Supplementary Tables 8–14. Survey of co-orthologues involved in phytohormone biosynthesis, transport, and signaling in the analyzed plant genomes with prediction of intracellular localization and domain structure. Analyzed phytohormones are auxin (S8), ethylene (S9), cytokinin (S10), abscisic acid (S11), jasmonic acid (S12), gibberellin (S13), and brassinosteroid (S14). The selected plant species are: Atha, A. thaliana; Bdis, B. distachyon; Crei, C. reinhardtii; Gmax, G. max; Mtru, M. truncatula; Osat, O. sativa; Ppat, P. patens; Ptri, P. trichocarpa; Sbic, S. bicolor; Slyc, S. lycopersicum; Stub, S. tuberosum; Vvin, V. vinifera; Zmay, Z. mays.
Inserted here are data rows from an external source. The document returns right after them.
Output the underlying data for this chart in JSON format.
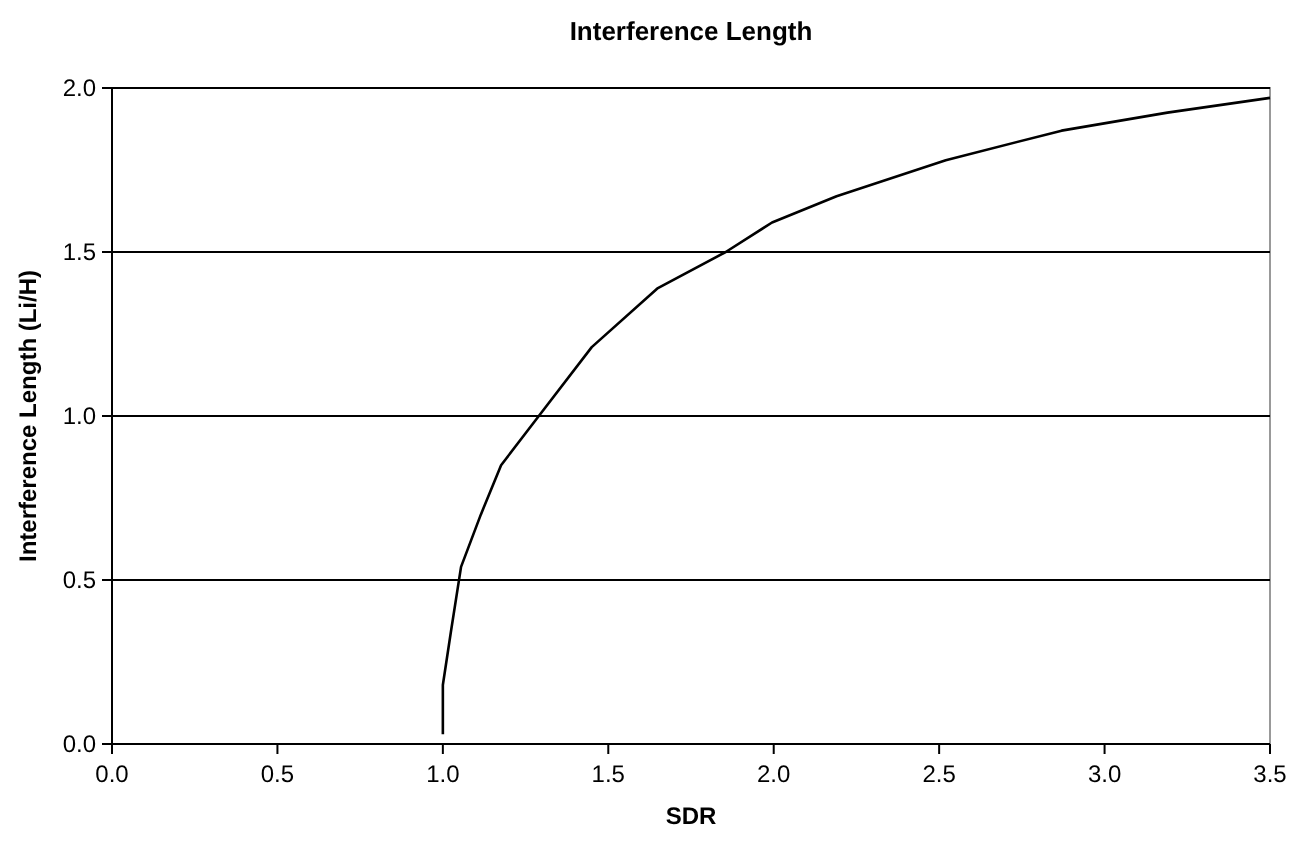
{
  "chart_data": {
    "type": "line",
    "title": "Interference Length",
    "xlabel": "SDR",
    "ylabel": "Interference Length (Li/H)",
    "x": [
      1.0,
      1.0,
      1.024,
      1.055,
      1.085,
      1.115,
      1.176,
      1.29,
      1.45,
      1.65,
      1.855,
      1.995,
      2.19,
      2.52,
      2.87,
      3.19,
      3.5
    ],
    "series": [
      {
        "color": "#000000",
        "values": [
          0.03,
          0.18,
          0.34,
          0.54,
          0.62,
          0.7,
          0.85,
          1.0,
          1.21,
          1.39,
          1.5,
          1.59,
          1.67,
          1.78,
          1.87,
          1.925,
          1.97
        ]
      }
    ],
    "xlim": [
      0,
      3.5
    ],
    "xticks": [
      {
        "value": 0,
        "label": "0.0"
      },
      {
        "value": 0.5,
        "label": "0.5"
      },
      {
        "value": 1,
        "label": "1.0"
      },
      {
        "value": 1.5,
        "label": "1.5"
      },
      {
        "value": 2,
        "label": "2.0"
      },
      {
        "value": 2.5,
        "label": "2.5"
      },
      {
        "value": 3,
        "label": "3.0"
      },
      {
        "value": 3.5,
        "label": "3.5"
      }
    ],
    "ylim": [
      0,
      2
    ],
    "yticks": [
      {
        "value": 0,
        "label": "0.0"
      },
      {
        "value": 0.5,
        "label": "0.5"
      },
      {
        "value": 1,
        "label": "1.0"
      },
      {
        "value": 1.5,
        "label": "1.5"
      },
      {
        "value": 2,
        "label": "2.0"
      }
    ],
    "grid": "y",
    "marker": "none",
    "line_style": "solid"
  }
}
Supplementary Tables 15–21. Expression of tomato co-orthologues involved in phytohormone biosynthesis, transport, and signaling in different tissues: root, stem, leaf, flower, and fruits at the three developmental stages, namely, mature green (fruit_mature), breaker stage (berry_breaker), and 10 days after turning red (berry_10 days). Analyzed phytohormones are auxin (S15), ethylene (S16), cytokinin (S17), abscisic acid (S18), jasmonic acid (S19), gibberellin (S20), and brassinosteroid (S21).